C'est avec cette disquette que je suis entré dans l'univers de la dungeon-synth. Je trouve le style assez minimaliste, mais pourtant avec The Warmonger, je peux autant l'écouter dans ma voiture en train de discuter avec quelqu'un, comme une ambiance, que l'écouté au premier plan.
Je n'ai pas vécu dans cette génération jouant à des jeux pauvre en graphisme, mais au lore gargantuesque et qui arrivait à imaginer des univers somptueux, nonobstant la musique m'a aidé à faire cela. Et c'est exactement ce qu'il se passe avec cet EP. Je ne peux m'en empêcher de mélanger toutes mes influences culturelles dans ma tête, m'imaginant brandir une épée en entendant les cornets du triomphe jouer derrière moi, et trancher la tête de n'importe quelle bête à forme humaine, mais de nature exécrable. Les guitares électriques sont la aussi rendant mes actions guerrières plus épiques et mise en valeur grâce à leurs sons étouffés. Il y a aussi la batterie qui elle, me fait m'imaginer moi-même en une armure scintillante et lourde, mais tout à coup passant par une forêt enchanté, entendant les doux sons des flûtes.
Bref, je ne suis pas là pour vous donner un compte-rendu de mon univers et montré à quel point il est plus abouti ou mieux que le vôtre.

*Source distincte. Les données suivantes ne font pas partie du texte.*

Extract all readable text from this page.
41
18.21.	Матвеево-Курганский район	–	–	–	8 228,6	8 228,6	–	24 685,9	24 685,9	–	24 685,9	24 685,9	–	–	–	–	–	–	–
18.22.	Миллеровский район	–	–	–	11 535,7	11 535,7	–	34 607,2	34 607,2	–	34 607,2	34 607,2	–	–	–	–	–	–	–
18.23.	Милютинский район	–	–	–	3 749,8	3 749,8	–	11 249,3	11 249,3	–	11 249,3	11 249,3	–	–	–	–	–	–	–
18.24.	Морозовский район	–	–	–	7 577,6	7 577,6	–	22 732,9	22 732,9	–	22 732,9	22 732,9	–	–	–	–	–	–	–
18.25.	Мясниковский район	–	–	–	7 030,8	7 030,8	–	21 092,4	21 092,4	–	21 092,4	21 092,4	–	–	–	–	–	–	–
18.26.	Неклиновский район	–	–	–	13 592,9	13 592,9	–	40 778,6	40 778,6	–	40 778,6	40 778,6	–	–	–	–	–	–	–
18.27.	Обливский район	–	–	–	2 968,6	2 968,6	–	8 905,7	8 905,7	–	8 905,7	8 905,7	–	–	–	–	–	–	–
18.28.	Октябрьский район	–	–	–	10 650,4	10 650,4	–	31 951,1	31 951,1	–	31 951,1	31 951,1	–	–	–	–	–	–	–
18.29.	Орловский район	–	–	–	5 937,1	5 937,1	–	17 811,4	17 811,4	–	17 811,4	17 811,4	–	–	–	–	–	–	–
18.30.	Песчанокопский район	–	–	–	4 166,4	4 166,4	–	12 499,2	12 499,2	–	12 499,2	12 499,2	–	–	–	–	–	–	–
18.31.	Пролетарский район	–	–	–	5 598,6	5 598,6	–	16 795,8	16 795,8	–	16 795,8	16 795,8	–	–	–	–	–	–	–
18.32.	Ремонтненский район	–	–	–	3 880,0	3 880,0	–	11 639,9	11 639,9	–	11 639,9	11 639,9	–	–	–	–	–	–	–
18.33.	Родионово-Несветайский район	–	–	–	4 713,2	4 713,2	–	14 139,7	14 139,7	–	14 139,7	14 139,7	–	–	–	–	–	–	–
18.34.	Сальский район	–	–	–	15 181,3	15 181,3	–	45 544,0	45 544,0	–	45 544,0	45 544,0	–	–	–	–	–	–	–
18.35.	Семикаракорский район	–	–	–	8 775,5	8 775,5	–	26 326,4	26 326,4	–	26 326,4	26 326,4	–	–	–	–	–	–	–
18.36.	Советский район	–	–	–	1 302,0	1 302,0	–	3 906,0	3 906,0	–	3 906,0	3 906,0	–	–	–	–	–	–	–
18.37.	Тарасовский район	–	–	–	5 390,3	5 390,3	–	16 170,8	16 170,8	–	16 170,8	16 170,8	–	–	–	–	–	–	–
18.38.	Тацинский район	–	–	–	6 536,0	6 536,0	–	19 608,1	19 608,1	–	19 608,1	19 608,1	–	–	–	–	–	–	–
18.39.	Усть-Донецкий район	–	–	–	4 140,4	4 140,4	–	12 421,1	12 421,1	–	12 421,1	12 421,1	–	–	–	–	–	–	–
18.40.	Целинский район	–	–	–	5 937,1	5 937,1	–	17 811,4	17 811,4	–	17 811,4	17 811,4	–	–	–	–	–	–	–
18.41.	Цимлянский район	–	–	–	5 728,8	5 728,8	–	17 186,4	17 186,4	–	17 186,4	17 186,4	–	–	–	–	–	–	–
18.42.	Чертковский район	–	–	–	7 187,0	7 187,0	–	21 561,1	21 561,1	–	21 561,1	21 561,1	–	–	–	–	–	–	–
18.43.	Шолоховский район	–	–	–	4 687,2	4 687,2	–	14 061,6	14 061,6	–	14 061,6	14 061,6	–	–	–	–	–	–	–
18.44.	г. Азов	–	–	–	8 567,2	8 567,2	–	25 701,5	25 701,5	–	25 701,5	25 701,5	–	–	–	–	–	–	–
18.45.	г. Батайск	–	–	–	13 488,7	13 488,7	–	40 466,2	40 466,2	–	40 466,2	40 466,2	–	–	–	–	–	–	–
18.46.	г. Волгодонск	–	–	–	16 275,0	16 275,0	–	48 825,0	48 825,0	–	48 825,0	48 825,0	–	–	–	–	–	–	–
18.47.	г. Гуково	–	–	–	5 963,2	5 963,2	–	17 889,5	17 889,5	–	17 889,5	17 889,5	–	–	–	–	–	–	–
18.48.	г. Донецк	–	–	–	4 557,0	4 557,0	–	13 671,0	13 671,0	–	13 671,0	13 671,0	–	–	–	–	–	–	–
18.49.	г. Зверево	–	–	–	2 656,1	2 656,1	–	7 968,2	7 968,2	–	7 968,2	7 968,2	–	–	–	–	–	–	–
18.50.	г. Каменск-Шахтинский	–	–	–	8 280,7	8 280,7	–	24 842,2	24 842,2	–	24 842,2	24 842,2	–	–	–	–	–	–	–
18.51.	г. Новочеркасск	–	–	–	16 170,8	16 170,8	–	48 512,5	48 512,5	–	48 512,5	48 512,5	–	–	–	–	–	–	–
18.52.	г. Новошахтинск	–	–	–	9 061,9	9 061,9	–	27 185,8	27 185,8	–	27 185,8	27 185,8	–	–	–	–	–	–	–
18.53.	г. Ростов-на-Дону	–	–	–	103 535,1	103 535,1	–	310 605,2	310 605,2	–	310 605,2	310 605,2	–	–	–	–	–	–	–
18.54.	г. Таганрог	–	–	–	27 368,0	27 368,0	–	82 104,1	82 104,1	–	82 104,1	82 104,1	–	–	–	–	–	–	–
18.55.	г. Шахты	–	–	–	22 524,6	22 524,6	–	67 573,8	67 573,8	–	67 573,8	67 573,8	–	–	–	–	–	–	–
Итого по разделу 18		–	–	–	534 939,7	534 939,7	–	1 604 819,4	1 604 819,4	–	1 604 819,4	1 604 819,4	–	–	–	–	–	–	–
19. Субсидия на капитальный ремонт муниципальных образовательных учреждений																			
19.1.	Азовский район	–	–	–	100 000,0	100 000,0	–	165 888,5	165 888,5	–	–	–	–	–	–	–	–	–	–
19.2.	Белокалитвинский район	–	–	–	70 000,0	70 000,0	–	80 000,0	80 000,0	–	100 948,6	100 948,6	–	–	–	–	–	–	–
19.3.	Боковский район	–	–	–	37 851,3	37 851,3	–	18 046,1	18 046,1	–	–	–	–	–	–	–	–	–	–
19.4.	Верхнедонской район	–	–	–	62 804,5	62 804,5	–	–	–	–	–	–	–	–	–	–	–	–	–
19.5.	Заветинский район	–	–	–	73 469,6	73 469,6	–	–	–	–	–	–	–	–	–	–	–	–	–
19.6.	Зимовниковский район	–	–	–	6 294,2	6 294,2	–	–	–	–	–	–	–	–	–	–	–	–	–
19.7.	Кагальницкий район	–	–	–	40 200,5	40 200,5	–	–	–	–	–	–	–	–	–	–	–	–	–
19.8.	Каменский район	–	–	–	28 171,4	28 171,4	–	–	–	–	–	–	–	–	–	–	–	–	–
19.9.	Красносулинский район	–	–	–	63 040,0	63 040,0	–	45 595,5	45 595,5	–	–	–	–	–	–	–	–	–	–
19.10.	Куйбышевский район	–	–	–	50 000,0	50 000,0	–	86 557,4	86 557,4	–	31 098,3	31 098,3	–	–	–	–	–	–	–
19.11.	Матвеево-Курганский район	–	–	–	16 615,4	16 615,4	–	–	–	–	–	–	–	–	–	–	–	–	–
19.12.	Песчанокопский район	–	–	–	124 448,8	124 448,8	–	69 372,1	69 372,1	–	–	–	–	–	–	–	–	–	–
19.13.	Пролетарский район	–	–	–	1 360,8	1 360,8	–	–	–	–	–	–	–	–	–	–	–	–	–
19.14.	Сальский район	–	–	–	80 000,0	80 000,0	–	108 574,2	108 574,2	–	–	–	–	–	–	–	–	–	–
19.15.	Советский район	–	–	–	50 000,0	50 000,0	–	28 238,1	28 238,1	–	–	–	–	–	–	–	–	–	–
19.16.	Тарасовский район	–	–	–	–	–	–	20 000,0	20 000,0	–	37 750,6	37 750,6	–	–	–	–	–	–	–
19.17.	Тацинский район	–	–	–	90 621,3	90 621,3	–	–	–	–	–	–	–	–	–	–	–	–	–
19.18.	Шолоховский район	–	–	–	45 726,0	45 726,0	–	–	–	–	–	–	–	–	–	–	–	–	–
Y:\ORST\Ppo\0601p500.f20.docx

Si je parle de tout ça, c'est que grâce à ce genre de compositions, vous pourrez imaginer sans trop de soucis n'importe quel univers moyenâgeux et fantaisiste, même sans trop de références à ces mondes.
À travers cette disquette, j'arrive totalement à m'identifier à cette génération. Je peux accéder à cette nostalgie qui pourtant ne m'a jamais été donnée de voir. Merci pour cette œuvre Maxwell.